Ultima domanda sui playoff. C’è chi preferisce entrare subito in gioco e chi invece trova favorevole iniziare con qualche settimana di ritardo (le seconde, terze e quarte hanno tempo per un richiamo di preparazione). Lei, potendo scegliere, quale strada preferirebbe?
"È ovvio che se arrivi secondo o terzo vuol dire che hai fatto un campionato straordinario e hai materiale umano e professionale di un certo livello. Però anche qui ci sono casi in cui chi è entrato da secondo o terzo non è quasi mai riuscito ad arrivare in fondo. Mi ricordo il mio Catanzaro qualche anno fa che perse appena entrato. Hai sicuramente un mese a disposizione per lavorare, però perdi quell’inerzia, quel ritmo gara che non riesci a mantenere perché i campionati sono ancora attivi e anche fare amichevoli di un certo livello diventa difficile. Quindi secondo me il mese che hai a disposizione spesso e volentieri non è positivo. Però anche in questo caso ognuno la gestisce in maniera diversa, quindi non sappiamo mai che tipo di risposta effettiva ci possa essere. Io onestamente, a bocce ferme, sarei propenso a dire che è più deleterio che vantaggioso".
Ultimissima curiosità: si può promuovere o lo rimandiamo a settembre il FVS dopo la prima stagione in Serie C?

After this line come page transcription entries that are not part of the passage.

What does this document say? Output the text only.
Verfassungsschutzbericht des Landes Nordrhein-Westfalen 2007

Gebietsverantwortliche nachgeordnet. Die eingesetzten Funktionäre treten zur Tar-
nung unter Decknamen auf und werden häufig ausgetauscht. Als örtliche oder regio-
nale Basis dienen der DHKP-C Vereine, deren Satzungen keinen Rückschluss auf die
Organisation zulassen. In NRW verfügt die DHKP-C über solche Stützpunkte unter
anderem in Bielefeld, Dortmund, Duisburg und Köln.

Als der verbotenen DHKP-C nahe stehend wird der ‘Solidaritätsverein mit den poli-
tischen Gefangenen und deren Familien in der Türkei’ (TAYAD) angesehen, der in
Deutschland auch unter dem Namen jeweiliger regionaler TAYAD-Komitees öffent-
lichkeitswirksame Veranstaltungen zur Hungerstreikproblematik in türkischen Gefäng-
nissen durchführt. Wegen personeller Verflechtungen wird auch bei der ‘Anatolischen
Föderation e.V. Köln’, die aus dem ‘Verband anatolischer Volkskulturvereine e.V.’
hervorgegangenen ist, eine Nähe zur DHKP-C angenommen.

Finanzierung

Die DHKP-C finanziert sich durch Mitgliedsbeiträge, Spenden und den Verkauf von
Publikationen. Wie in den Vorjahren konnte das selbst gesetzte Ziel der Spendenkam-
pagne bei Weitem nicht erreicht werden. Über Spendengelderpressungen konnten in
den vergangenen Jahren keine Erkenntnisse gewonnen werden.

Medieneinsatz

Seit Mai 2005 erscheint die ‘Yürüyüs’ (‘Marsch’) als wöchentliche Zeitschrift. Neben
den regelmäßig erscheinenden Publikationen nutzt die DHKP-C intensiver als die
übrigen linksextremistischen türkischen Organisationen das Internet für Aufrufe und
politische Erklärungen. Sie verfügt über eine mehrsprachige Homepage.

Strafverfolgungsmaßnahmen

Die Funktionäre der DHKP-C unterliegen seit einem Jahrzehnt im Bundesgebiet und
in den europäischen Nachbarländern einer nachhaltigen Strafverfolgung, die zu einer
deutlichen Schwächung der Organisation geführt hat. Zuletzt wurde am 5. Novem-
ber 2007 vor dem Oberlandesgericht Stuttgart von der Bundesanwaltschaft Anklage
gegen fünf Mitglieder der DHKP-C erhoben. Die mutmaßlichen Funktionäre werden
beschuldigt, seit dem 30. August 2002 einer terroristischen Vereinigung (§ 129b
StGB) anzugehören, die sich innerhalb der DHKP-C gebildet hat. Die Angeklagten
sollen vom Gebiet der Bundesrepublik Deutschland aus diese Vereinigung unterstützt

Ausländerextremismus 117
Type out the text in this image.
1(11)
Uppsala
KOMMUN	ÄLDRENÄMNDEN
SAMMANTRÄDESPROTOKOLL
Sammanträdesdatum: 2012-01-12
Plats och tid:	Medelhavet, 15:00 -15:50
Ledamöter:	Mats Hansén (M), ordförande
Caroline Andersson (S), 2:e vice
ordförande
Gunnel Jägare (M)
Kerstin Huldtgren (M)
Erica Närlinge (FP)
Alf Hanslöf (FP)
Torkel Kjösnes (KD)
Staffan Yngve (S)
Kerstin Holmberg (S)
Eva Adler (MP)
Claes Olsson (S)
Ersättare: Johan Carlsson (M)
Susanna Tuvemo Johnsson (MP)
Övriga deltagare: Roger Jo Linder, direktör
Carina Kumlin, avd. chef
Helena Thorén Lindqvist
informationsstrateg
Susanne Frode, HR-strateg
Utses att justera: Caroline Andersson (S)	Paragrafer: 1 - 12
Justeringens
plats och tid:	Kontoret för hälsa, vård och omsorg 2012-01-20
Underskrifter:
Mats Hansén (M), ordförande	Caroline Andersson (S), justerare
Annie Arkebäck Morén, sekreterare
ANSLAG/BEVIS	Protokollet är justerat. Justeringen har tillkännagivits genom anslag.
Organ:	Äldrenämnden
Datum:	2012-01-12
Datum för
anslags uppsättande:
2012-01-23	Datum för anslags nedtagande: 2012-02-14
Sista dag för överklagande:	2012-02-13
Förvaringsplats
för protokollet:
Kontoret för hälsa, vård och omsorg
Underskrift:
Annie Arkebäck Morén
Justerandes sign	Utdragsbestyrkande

"Io onestamente sono per le novità positive che portano a miglioramenti. Essendo la prima esperienza, qualche inciampo ci può stare, però fatta l’esperienza di quest’anno credo che si possano attuare dei correttivi per migliorarlo. Sono favorevole perché c’è la possibilità nell’immediato di rivedere alcuni episodi borderline e fare chiarezza. È uno strumento che, da quello che ho potuto osservare dall’esterno, per gli allenatori rappresenta un modo per chiarire un episodio dubbio. Spesso si vedono scene incredibili a seconda della decisione arbitrale che ne viene fuori. Quindi sicuramente si potrebbe disciplinare meglio questo tipo di situazione. Io la porterei avanti perché per me rappresenta un aspetto positivo. È ovvio che dobbiamo abituarci tutti a questa novità, ma come dicevo prima, le novità e le innovazioni per me fanno sempre parte di una crescita a qualsiasi livello".